DAO 22:59-65 (1995)  -  doi:10.3354/dao022059

Alteration of the immune response of the common marine mussel Mytilus edulis resulting from exposure to cadmium

Coles JA, Farley SR, Pipe RK

The common marine mussel Mytilus edulis was used in laboratory-controlled experiments to investigate the effects of exposure to cadmium on immune capability. Haemolymph was extracted from mussels exposed for 7 d to 40 and 400 ug l-1 of cadmium, and assays were carried out to investigate the potential for immune response. The assays included total and differential haemocyte counts, the release of intracellular and extracellular reactive oxygen metabolites, phagocytosis, release of degradative enzymes and uptake of neutral red. Cadmium at 400 ug l-1 resulted in significantly enhanced numbers of circulating haemocytes and increased uptake of neutral red. No alteration was demonstrated in proportions of circulating haemocyte types, phagocytosis or production of reactive oxygen metabolites. The release of degradative enzymes during phagocytosis was found to be significantly suppressed at the 40 ug l-1 cadmium concentration.

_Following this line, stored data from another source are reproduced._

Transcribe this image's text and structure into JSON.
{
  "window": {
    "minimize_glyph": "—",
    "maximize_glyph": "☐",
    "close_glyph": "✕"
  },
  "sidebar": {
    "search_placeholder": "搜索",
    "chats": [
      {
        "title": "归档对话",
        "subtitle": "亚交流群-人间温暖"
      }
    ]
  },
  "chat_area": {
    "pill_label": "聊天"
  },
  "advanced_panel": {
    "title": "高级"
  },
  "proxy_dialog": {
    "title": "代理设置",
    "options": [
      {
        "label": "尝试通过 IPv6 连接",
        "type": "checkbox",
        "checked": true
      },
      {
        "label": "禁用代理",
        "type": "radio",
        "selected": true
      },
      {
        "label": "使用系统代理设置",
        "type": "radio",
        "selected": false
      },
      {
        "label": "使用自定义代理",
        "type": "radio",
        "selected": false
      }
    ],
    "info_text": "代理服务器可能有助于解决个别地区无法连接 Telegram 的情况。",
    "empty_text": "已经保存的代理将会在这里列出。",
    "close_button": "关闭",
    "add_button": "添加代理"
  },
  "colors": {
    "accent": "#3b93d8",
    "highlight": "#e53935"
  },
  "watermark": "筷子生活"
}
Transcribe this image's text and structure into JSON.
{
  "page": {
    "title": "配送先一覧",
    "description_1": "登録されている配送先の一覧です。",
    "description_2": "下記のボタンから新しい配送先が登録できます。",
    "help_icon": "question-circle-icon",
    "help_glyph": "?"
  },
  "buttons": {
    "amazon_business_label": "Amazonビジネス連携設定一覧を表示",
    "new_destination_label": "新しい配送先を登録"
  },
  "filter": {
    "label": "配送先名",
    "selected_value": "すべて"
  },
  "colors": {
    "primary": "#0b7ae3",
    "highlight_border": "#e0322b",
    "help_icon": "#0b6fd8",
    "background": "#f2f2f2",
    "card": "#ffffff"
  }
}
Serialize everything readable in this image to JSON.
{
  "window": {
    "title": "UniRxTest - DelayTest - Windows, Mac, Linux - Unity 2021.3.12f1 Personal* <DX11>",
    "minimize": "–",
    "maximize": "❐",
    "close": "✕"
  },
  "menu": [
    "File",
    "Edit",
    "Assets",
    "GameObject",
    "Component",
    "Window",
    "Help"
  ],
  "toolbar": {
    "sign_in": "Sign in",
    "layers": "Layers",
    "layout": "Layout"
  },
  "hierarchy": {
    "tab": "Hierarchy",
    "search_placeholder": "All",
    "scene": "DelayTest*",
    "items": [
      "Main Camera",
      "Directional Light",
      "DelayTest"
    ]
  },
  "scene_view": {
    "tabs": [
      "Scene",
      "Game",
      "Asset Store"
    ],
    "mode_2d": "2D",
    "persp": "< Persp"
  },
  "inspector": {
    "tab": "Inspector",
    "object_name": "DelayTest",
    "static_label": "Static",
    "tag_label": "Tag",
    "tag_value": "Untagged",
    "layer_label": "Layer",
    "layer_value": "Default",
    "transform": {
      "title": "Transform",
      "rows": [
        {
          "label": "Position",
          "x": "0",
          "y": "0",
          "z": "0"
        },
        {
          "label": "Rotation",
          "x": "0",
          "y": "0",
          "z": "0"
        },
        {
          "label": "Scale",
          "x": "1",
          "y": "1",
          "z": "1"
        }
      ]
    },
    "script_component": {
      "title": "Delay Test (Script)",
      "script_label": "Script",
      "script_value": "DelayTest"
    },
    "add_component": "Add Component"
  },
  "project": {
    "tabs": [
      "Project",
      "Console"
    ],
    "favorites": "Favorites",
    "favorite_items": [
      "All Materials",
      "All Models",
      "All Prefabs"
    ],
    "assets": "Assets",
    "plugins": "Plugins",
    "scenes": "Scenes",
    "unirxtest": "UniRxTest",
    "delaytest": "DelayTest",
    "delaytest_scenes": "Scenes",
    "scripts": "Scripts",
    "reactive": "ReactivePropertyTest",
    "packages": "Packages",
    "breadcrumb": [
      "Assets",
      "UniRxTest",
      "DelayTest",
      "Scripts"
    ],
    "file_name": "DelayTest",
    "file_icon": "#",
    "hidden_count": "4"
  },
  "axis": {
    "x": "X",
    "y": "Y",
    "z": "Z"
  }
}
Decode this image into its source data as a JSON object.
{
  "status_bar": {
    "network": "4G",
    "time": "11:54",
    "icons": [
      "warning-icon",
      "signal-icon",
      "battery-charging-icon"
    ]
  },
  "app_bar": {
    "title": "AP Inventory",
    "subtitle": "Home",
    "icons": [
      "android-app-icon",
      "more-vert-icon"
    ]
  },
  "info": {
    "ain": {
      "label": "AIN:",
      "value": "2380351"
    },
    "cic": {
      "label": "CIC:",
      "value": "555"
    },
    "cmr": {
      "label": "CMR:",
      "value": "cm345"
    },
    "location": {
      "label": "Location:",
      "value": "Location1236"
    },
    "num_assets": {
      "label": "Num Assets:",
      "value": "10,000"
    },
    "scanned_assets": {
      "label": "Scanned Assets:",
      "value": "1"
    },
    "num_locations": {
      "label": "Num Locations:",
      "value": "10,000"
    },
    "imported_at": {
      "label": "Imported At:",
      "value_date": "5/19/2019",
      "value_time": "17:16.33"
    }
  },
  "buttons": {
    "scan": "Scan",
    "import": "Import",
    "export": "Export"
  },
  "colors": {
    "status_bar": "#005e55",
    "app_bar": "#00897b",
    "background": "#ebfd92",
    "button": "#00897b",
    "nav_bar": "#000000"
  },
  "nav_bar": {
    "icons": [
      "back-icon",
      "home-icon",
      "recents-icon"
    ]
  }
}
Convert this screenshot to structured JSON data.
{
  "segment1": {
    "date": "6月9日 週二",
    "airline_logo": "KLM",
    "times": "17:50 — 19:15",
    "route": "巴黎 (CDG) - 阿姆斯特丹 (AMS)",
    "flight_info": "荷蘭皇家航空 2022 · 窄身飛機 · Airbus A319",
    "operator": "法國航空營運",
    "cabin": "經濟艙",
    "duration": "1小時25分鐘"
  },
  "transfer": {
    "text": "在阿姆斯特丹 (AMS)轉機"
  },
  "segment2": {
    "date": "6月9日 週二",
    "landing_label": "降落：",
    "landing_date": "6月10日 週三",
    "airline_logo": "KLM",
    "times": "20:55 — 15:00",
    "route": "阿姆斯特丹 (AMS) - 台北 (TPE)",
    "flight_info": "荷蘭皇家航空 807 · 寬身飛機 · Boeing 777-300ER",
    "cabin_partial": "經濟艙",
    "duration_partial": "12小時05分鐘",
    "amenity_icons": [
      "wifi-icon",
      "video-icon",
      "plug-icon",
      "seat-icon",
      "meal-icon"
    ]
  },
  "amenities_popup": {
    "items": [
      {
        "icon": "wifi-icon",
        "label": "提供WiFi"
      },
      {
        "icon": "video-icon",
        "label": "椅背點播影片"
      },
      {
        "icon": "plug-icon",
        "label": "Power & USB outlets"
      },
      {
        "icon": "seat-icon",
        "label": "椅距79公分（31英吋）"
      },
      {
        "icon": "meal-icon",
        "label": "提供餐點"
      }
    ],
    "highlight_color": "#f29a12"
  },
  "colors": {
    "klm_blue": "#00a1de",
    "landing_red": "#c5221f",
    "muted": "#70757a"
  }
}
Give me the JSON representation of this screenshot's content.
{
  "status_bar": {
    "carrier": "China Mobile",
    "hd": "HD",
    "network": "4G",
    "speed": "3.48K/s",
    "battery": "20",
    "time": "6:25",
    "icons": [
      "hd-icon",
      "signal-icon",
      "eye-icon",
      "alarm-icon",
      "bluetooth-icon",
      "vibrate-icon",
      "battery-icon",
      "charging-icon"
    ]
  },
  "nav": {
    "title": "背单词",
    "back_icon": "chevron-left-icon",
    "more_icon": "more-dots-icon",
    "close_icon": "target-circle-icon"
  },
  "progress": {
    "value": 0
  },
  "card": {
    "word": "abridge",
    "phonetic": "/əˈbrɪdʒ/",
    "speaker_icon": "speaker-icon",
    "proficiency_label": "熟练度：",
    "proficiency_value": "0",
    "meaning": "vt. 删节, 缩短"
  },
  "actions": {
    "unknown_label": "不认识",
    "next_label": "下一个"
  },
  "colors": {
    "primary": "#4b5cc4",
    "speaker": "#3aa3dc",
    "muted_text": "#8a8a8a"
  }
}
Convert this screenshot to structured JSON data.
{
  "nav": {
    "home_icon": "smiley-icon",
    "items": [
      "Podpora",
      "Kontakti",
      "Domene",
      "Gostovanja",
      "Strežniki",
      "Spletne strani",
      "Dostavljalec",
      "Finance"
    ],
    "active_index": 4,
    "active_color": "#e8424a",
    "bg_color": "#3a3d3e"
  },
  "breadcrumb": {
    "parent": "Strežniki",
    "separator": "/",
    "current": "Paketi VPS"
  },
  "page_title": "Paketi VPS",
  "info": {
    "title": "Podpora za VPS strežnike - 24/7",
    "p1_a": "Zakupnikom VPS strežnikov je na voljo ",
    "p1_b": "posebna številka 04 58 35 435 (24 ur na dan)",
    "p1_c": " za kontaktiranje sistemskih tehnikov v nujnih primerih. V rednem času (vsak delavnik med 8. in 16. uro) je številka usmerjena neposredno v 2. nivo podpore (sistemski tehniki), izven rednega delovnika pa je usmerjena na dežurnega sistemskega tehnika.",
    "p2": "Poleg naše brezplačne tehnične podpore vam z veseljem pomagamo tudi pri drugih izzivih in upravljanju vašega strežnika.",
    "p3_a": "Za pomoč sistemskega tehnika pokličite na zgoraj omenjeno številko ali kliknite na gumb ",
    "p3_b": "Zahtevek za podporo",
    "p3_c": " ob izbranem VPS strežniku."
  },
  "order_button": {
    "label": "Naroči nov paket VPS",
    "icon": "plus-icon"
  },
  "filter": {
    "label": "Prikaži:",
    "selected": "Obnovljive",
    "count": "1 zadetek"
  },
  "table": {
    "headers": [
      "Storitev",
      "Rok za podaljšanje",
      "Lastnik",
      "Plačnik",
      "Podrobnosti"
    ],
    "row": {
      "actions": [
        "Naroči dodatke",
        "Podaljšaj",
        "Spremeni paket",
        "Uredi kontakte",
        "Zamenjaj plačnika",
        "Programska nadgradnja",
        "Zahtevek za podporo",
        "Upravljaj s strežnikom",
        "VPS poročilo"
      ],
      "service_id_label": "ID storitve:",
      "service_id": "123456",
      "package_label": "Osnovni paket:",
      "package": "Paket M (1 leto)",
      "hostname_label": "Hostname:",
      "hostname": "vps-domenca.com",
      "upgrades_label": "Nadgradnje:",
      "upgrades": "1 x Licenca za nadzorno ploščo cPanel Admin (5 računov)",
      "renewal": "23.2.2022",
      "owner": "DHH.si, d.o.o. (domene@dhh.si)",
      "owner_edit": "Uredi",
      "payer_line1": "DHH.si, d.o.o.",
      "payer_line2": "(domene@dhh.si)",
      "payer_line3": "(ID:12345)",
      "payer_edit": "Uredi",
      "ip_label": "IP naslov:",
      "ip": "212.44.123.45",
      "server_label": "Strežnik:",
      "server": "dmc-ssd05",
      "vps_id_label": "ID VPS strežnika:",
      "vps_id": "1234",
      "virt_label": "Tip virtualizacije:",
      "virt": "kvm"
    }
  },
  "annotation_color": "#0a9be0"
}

Assays to determine the immune function may provide a sensitive measure of the health status of an individual or population under pollutant stress. However the variability in effects produced in different aspects of immune function emphasises the need for a multi-assay approach to monitoring pollution. The observed effects on immunocompetence, at environmentally realistic levels of contaminant, support the view that a relationship exists between pollution and immunomodulation in aquatic organisms.